Takukah engkau wahai yang mampu
melumpuhkan hatiku? Entah mengapa aku dengan mudah berkata “cinta”
kepada mereka yang tak kucintai namun kepadamu, lisan ini seolah
terkunci. Dan aku merasa beruntung untuk tidak pernah berkata bahwa aku
mencintaimu, walau aku teramat sakit saat mengetahui bahwa aku bukanlah
mereka yang engkau cintai walaupun itu hanya sebagian dari prasangkaku.
Jika boleh aku beralasan, mungkin aku cuma takut engkau akan menjadi
“illah” bagiku, karena itu aku mencoba untuk mengurung rasa itu jauh ke
dalam, mendorong lagi, dan lagi hingga yang terjadi adalah
tolakan-tolakan dan lonjakan yang membuatku semakin tidak mengerti.
Sakit hatiku memang saat prasangkaku
berbicara bahwa engkau mencintai dia dan tak ada aku dalam kamus
cintamu, sakit memang, sakit terasa dan begitu amat perih. Namun 1000
kali rasa itu lebih baik saat aku mengerti bahwa senyummu adalah sesuatu
yang berarti bagiku. Ketentramanmu adalah buah cinta yang amat teramat
mendekap hatiku, dan aku mengerti bahwa aku harus mengalah.
Wahai engkau yang melumpuhkan hatiku,
andai aku boleh berdoa kepada Tuhan, mungkin aku ingin meminta agar Dia
membalikkan sang waktu agar aku mampu mengedit saat-saat pertemuan itu
hingga tak ada tatapan pertama itu yang membuat hati ini terus
mengingatmu. Jarang aku memandang wanita, namun satu pandangan saja
mampu meluluhkan bahkan melumpuhkan hati ini. Andai aku buta, tentu itu
lebih baik daripada harus kembali lumpuh seperti ini.
Banyak lembaran buku yang telah
kutelusuri, banyak teman yang telah kumintai pendapat. Sebahagian
mendorongku untuk mengakhiri segala prasangku tentangmu tentang dia
karena sebahagian prasangka adalah suatu kesalahan,mereka memintaku
untuk membuka tabir lisan ini juga untuk menutup semua rasa prasangmu
terhadapku. Namun di titik yang lain ada dorongan yang begitu kuat untuk
tetap menahan rasa yang terlalu awal yang telah tertancap dihati ini
dan membukanya saat waktu yang indah yang telah ditentukan itu (andai
itu bukan suatu mimpi).
Wahai engkau yang telah melumpuhkan
hatiku, mungkin aku bukanlah pejantan tangguh yang siap untuk segera
menikah denganmu.
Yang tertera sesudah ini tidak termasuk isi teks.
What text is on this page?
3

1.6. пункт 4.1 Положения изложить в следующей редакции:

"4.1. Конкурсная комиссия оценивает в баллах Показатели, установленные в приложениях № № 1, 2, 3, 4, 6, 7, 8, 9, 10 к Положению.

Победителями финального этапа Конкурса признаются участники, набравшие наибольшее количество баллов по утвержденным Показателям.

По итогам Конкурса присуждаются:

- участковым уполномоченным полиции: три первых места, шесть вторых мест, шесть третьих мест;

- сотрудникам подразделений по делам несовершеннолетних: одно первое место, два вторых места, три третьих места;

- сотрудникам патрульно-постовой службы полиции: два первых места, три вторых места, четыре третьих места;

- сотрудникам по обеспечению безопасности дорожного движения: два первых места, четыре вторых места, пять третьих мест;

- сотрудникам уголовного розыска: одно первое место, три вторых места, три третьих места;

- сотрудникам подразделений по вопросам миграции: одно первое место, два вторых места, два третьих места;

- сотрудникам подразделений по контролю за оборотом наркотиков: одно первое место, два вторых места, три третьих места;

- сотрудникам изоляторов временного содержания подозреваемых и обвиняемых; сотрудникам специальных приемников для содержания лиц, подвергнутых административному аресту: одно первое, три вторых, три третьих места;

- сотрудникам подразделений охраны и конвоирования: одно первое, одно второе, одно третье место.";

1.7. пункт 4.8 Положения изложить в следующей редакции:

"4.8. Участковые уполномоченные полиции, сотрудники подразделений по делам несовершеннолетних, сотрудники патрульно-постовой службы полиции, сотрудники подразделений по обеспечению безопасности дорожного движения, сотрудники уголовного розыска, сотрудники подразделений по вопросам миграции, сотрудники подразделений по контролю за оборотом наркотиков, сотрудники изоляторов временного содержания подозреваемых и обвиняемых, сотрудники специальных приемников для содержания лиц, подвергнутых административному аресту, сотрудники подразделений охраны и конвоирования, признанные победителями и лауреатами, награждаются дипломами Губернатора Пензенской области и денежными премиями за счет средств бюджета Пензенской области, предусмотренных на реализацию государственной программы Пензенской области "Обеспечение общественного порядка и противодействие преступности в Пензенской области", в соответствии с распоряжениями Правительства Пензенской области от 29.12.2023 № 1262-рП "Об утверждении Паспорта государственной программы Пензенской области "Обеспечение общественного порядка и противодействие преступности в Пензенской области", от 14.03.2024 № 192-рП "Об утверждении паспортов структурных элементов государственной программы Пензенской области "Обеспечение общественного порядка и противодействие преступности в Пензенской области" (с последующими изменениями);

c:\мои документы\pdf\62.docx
Masih banyak sisi lain hidup ini yang harus ku kelola
dan kutata kembali. Juga kamu wahai yang telah melumpuhkan hatiku, kamu
yang dengan halus menolak diriku menurut prasangkaku dengan alasan belum
saatnya memikirkan itu. Sungguh aku tidak ingin menanggung beban ini
yang akan berujung ke sebuah kefatalan kelak jika hati ini tak mampu
kutata, juga aku tidak ingin BERPACARAN denganmu.
Wahai engkau yang telah melumpuhkan
hatiku, mungkin saat ini hatiku milikmu, namun tak akan kuberikan
setitik pun saat-saat ini karena aku telah bertekad dalam diriku bahwa
saat-saat indahku hanya akan kuberikan kepada BIDADARI-ku. Wahai engkau
yang telah melumpuhkan hatiku, tolong bantu aku untuk meraih bidadari-ku
bila dia bukanmu.
Wahai engkau yang telah melumpuhkan
hatiku, tahukah kamu betapa saat-saat inilah yang paling kutakutkan
dalam diriku, jika saja Dia tidak menganugerahi aku dengan setitik rasa
malu, tentu aku telah meminangmu bukan sebagai istriku namun sebagai
kekasihku. Andai rasa malu itu tidak pernah ada, tentu aku tidak
berusaha menjauhimu. Kadang aku bingung, apakah penjauhan ini merupakan
jalan yang terbaik yang berarti harus mengorbankan ukhuwah diantara kita
atau harus mengorbankan iman dan maluku hanya demi hal yang tampak
sepele yang demikian itu.
Aku yang tidak mengerti diriku…
Ingin ku meminta kepadamu, sudikah engkau
menungguku hingga aku siap dengan tegak meminangmu dan kau pun siap
dengan pinanganku?! Namun wahai yang telah melumpuhkan hatiku, kadang
aku berpikir semua pasti berlalu dan aku merasa saat-saat ini pun akan
segera berlalu, tetapi ada ketakutan dalam diriku bila aku melupakanmu…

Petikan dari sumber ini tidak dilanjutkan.